Search code examples
pythonpandascsvweb-crawlergoogle-crawlers

Google Trend Crawler: CSV writing issues


Below code is Google Trend Crawler that uses unofficical API from "https://github.com/GeneralMills/pytrends". My code runs fine but one problem is that no one knows the limit to Google Trend Crawler. So if I run my Crawler with List of 2000 or more "DNA", then I have error saying I have exceeded the request limit. If I have gone over the limit, all of my crawled data before the limit will be lost since I am writing to csv at the end of the code. Is there a way to write my data to csv for every loop, so even though I pass the limit, at least I have the data before the limit was reached?

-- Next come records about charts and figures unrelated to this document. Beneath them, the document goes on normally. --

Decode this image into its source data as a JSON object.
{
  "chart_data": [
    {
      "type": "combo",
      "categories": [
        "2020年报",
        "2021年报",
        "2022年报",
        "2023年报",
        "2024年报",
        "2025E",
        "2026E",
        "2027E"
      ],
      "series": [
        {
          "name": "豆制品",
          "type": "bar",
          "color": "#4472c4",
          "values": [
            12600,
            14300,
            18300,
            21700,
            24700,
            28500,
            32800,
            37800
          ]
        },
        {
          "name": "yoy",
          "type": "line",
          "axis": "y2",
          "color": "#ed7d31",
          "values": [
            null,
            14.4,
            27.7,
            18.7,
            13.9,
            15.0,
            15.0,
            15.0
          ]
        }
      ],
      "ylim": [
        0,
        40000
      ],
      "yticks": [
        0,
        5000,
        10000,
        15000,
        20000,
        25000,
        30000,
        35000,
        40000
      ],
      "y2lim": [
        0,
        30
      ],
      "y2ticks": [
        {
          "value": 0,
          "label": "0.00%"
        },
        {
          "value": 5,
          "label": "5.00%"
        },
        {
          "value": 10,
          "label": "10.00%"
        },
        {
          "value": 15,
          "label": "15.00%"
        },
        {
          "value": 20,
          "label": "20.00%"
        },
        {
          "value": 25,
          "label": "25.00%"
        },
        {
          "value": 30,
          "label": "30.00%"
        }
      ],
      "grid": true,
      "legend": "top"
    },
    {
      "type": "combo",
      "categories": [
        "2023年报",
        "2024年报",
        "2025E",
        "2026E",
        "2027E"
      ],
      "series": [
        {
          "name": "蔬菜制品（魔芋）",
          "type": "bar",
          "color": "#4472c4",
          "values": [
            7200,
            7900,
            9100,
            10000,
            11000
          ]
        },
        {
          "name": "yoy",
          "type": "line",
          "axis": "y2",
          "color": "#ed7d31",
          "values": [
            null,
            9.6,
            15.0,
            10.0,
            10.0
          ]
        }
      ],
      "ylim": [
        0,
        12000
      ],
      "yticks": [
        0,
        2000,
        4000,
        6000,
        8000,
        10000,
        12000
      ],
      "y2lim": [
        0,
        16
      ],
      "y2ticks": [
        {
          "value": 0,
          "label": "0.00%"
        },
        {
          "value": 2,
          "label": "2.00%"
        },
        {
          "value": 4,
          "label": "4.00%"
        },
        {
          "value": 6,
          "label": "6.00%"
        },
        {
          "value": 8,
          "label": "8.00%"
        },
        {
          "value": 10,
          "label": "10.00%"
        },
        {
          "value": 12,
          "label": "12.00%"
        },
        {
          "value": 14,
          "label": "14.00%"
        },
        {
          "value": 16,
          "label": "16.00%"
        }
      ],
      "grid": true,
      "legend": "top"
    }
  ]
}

Thanks

from pytrends.request import TrendReq
from datetime import datetime
import pandas as pd
import time
import xlsxwriter

pytrends = TrendReq(hl='en-US,tz=360')
Data = pd.DataFrame()

#for loop check writer path
path = "C:/Users/aijhshin/Workk/GoogleTrendCounter.txt"
#file = open(path,"a") 

#setting index using 'apple' keyword 
kw_list = ['apple']
pytrends.build_payload(kw_list, cat=0, timeframe='today 5-y', geo='', gprop='')
Googledate = pd.DataFrame(pytrends.interest_over_time())
Data['Date'] = Googledate.index

#Google Trend Crawler limit = 1600 request per day
for i in range(len(DNA)):
    kw_list = [DNA[i]]
    pytrends.build_payload(kw_list, cat=0, timeframe='today 5-y', geo='', gprop='')

    #results
    df = pd.DataFrame(pytrends.interest_over_time())
    if(df.empty == True):         
        Data[DNA[i]] = ""  
    else:                         
        df.index.name = 'Date'
        df.reset_index(inplace=True)
        Data[DNA[i]] = df.loc[:, DNA[i]]

    #test for loop process 
    file = open(path,"a")
    file.write(str(i) + " " + str(datetime.now()) + " ")
    file.write(DNA[i] +'\n')
    file.close()

    #run one per nine second (optional)
    #time.sleep(9)

    #writing csv file (overwrite each time)
    Data.to_csv('Google Trend.csv')

print("Crawling Done")

Solution

  • Move Data.to_csv('Google Trend.csv') after time.sleep(9) and change it's mode to a

    time.sleep(9)
    Data.to_csv('Google Trend.csv', mode='a')
    

    The mode a will append to the end of your csv file rather than overwriting it.